The Perishers - Victorious
Such is the case with Victorious, the latest full-length from Umea, Sweden's The Perishers, which while immaculate in its construction and execution, lacks a certain joie de vivre
Frequent musical and cultural sage Frank Zappa once said, “writing about music is like dancing about architecture.” No more does that truth appear evident when one is faced with the prospect of pontificating on something that inspires nothing. There is little that taunts a music writer quite like an album for which he or she has neither decided affection nor venom. A creation so seemingly unconvinced of its own existence, but at the same time wholly competent and sporadically compelling, that the minor negative and minor positive seem to cancel each other out. It’s a strangely off-putting dichotomy, though that dissolves quickly when it becomes apparent that it’s hard to be truly pissed with something so starry-eyed and harmless.

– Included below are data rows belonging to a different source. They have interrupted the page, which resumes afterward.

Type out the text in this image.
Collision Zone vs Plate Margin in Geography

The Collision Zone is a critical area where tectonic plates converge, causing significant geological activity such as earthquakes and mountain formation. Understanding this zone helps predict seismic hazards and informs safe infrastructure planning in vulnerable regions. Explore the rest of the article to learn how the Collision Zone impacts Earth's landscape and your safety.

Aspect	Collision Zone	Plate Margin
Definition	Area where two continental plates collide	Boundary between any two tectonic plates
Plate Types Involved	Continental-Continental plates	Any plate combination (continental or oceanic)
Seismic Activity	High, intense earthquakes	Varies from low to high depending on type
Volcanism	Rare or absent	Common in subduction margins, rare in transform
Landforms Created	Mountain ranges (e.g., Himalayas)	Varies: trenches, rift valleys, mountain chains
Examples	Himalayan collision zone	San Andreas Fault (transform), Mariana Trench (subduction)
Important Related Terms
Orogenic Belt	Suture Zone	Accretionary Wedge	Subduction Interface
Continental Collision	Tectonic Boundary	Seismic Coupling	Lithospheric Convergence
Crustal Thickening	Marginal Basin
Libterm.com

Such is the case with Victorious, the latest full-length from Umea, Sweden's The Perishers, which while immaculate in its construction and execution, lacks a certain joie de vivre, a critical, crippling absence of both spontaneity and nigh, any musical emotion, that its attempts to emote purely through lyrical channels relegates it to little more than prime wallpapering tuneage. And there is so much better music out there you can hang wallpaper to, settling for something so inconsequential seems unnecessary. Approximate Snow Patrol without the occasional muscular anthem (at least songs like “Run” and “Hands Open” had an awareness that the volume knob did indeed go past ‘4’, even if the former was aping Coldplay’s “Yellow” and the latter almost any Stereophonics rocker), and you’re poking around the right neighborhood.
There are moments on Victorious where it feels as if lead singer Ola Klüft is pulling the words out of his lungs on a string, barely reaching the microphone before dissolving into thin air. Turn the air conditioning on and he’s bound to disappear. The previously mentioned dichotomy comes into full focus on “Carefree,” an uptempo jape so meek you could fit it into a teaspoon. When Klüft sings, “carefree, why cannot we not be, forever you and me,” the nine meandering, sedate tracks that follow it seem to render his plea disingenuous. The banjo in the second verse feels like an attempt for the group to be loose and playful, when it really just feels like Nickel Creek were the last ones in the studio and left it behind. The title track is appropriately soaring, but nothing elsewhere approaches its attempt at musical grandeur. Even the closing number, “Get Well,” spurns the epic tendencies and lingering potential of that final track slot, and the record whimpers to a close while the bandmates make a beeline for the door.
In a world where a hookless wonder like “Chasing Cars” can bowl over acolytes of a soapy primetime hospital hyper-melodrama, it’s likely that you’ll see The Perishers’ songs continue to pop up on soundtracks to TV shows and marginal romantic comedies. Just don’t expect them to crash the fickle American charts like Snow Patrol yet. They’ve got the stock sensitivities down pat. All they need now is the songs to make them stick.